We searched the Cochrane Cystic Fibrosis Trials Register, compiled from electronic database searches and handsearching of journals and conference abstract books. We also searched a registry of ongoing trials and the reference lists of relevant articles and reviews.
Most recent search: 19 November 2014.
Randomized controlled trials of antibiotic therapy based on biofilm antimicrobial susceptibility testing compared to antibiotic therapy based on conventional antimicrobial susceptibility testing in the treatment of Pseudomonas aeruginosa pulmonary infection in people with cystic fibrosis.
Both authors independently selected trials, assessed their risk of bias and extracted data from eligible trials. Additionally, the review authors contacted the trial investigators to obtain further information.
The searches identified two multicentre, randomized, double-blind controlled clinical trials eligible for inclusion in the review with a total of 78 participants; one trial was done in people who were clinically stable, the other in people experiencing pulmonary exacerbations.
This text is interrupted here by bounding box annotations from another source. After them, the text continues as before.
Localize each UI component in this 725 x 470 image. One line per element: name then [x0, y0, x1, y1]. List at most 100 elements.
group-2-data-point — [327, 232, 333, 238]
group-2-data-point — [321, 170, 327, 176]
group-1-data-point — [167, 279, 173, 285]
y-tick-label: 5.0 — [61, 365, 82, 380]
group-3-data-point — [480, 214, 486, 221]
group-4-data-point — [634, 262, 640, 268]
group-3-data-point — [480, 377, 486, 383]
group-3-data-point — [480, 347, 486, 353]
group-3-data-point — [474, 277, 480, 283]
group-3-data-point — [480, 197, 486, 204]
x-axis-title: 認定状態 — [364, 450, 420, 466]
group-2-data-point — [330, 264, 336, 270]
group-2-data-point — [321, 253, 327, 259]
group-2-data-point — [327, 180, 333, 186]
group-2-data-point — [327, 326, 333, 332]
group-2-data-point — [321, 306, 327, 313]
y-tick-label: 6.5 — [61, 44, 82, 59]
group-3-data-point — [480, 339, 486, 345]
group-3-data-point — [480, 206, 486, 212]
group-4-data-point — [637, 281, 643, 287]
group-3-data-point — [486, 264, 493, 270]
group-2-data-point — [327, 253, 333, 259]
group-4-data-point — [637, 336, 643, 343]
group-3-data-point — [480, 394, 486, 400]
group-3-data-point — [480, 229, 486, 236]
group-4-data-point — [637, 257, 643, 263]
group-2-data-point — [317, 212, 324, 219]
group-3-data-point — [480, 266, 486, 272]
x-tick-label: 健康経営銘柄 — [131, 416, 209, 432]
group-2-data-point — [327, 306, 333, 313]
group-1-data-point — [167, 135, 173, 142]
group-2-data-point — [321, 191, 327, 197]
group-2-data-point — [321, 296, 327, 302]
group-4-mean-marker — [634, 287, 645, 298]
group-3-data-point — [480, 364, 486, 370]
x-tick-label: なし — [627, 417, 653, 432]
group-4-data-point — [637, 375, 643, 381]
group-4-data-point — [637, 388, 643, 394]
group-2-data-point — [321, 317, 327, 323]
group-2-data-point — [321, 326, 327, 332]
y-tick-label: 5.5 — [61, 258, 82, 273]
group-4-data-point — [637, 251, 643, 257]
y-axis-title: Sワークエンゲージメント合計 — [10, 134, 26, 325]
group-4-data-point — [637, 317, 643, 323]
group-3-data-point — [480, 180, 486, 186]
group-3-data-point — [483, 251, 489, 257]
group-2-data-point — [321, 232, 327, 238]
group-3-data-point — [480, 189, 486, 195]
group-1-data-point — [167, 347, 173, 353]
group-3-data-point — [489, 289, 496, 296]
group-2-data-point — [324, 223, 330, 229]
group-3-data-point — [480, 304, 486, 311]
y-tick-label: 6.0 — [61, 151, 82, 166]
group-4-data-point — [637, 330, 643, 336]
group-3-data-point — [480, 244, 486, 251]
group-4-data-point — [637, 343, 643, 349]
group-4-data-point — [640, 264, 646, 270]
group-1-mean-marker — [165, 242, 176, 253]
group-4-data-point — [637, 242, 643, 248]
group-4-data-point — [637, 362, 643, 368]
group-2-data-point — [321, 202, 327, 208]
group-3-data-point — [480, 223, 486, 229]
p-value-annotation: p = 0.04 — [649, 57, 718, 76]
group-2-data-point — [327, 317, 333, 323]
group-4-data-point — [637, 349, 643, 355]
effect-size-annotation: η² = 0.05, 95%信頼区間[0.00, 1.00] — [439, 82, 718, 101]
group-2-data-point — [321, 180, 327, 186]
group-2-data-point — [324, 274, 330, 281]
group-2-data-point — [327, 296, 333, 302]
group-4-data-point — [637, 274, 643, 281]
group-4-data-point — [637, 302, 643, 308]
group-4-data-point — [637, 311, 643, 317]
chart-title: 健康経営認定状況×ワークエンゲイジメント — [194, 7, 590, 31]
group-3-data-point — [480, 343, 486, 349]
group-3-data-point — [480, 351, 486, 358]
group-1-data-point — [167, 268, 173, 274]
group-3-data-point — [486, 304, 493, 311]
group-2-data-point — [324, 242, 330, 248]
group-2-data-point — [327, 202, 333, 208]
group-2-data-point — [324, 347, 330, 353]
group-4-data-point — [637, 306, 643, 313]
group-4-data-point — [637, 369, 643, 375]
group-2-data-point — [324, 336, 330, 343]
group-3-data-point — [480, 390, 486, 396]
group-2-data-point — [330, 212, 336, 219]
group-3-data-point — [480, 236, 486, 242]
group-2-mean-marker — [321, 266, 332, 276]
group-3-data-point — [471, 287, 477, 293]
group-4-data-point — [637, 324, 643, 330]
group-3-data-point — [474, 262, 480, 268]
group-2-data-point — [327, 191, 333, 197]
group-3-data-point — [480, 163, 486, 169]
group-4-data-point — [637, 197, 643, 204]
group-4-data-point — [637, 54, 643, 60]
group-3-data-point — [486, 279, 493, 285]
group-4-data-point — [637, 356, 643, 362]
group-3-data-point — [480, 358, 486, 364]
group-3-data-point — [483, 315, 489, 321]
These trials prospectively assessed whether the use of biofilm antimicrobial susceptibility testing improved microbiological and clinical outcomes in participants with cystic fibrosis who were infected with Pseudomonas aeruginosa. The primary outcome was the change in sputum Pseudomonas aeruginosa density from the beginning to the end of antibiotic therapy.
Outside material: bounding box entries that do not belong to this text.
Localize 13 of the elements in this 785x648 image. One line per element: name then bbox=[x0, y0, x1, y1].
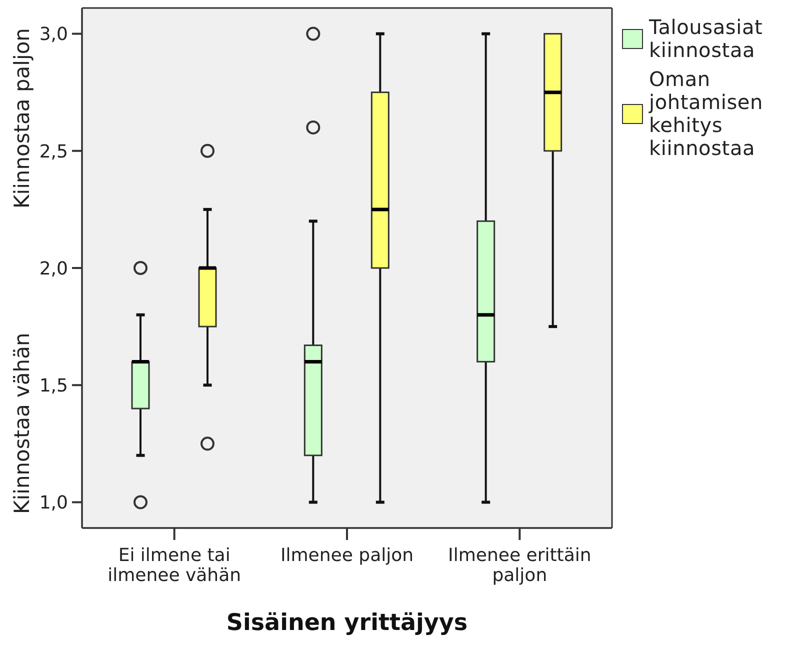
text: Kiinnostaa paljon bbox=[10, 28, 34, 209]
legend-label: Talousasiat kiinnostaa bbox=[649, 15, 764, 62]
legend-label: Oman johtamisen kehitys kiinnostaa bbox=[649, 67, 764, 160]
x-tick-label: Ei ilmene tai ilmenee vähän bbox=[108, 544, 242, 586]
x-axis-title: Sisäinen yrittäjyys bbox=[225, 609, 469, 637]
x-tick-label: Ilmenee erittäin paljon bbox=[448, 544, 592, 586]
y-tick-label: 1,0 bbox=[39, 492, 68, 514]
y-tick-label: 1,5 bbox=[39, 376, 68, 397]
text: Kiinnostaa vähän bbox=[10, 332, 34, 514]
y-tick-label: 2,5 bbox=[39, 141, 68, 162]
y-tick-label: 3,0 bbox=[39, 24, 68, 46]
x-tick-label: Ilmenee paljon bbox=[280, 544, 414, 566]
y-tick-label: 2,0 bbox=[39, 258, 68, 280]
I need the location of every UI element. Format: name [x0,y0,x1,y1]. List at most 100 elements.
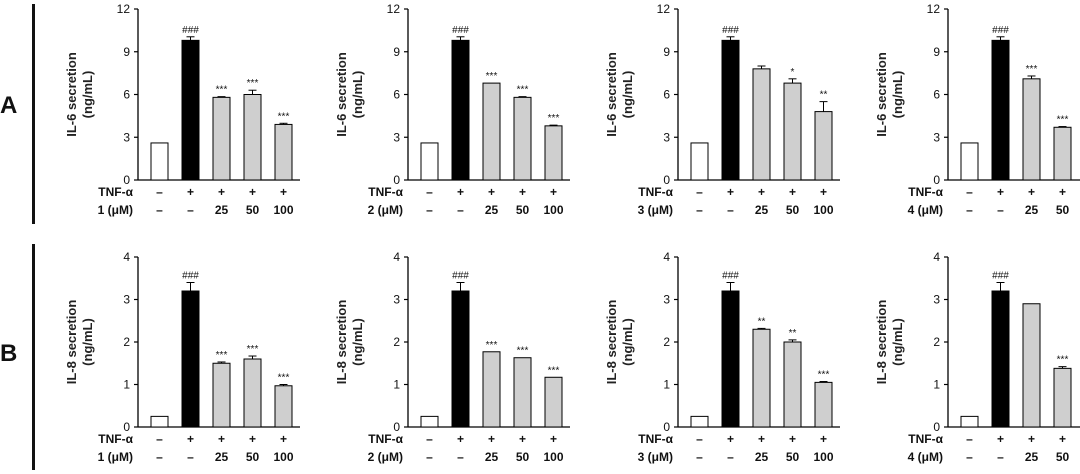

Although the intervention was shown to be safe, the data from these two trials did not provide evidence that biofilm susceptibility testing was superior to conventional susceptibility testing either in terms of microbiological or lung function outcomes. One of the trials also measured risk and time to subsequent exacerbation as well as quality of life measures and did not demonstrate any difference between groups in these outcomes. Both trials had an overall low risk of bias.